# A masterpiece as lighter



## Genoa Slingshot (Oct 29, 2015)

Hi folks, I just recieved a gift from my buddy Slingshotnew.
This is a slingshot designed by Torsten called by us Torsten's Dream.
It's made with carbon fiber and micarta with aluminium core. It is a real masterpiece!
I want to say a big THANK YOU to Master Stefano aka Slingshotnew so I made this video dedicated to him.
Grazie Ste questo è per te!


----------



## BC-Slinger (Jan 6, 2013)

Looks like a top notch slinger to me congratulations my friend.

Cheers

Matt.K.M aka BC-Slinger


----------



## DEDO (Aug 24, 2015)

Grande Marco..... :bowdown: :bowdown: :bowdown:


----------



## Charles (Aug 26, 2010)

Very nice, indeed.
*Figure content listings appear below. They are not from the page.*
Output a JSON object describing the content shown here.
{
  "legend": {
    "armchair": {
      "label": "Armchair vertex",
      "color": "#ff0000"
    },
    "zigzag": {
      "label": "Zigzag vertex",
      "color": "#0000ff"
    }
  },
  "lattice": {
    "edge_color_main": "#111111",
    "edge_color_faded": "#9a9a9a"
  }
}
You and Matt have got me feeling completely inadequate!!!

Cheers ..... Charles


----------



## Genoa Slingshot (Oct 29, 2015)

Thanks Charles, you'll never be inadequate for everything about slingshot world.
To Compare me and Matt it's a big honor to me, thanks


----------



## BC-Slinger (Jan 6, 2013)

Genoa Slingshot said:


> Thanks Charles, you'll never be inadequate for everything about slingshot world.
> To Compare me and Matt it's a big honor to me, thanks


 :yeahthat:

Cheers

Matt.K.M aka BC-SLinger


----------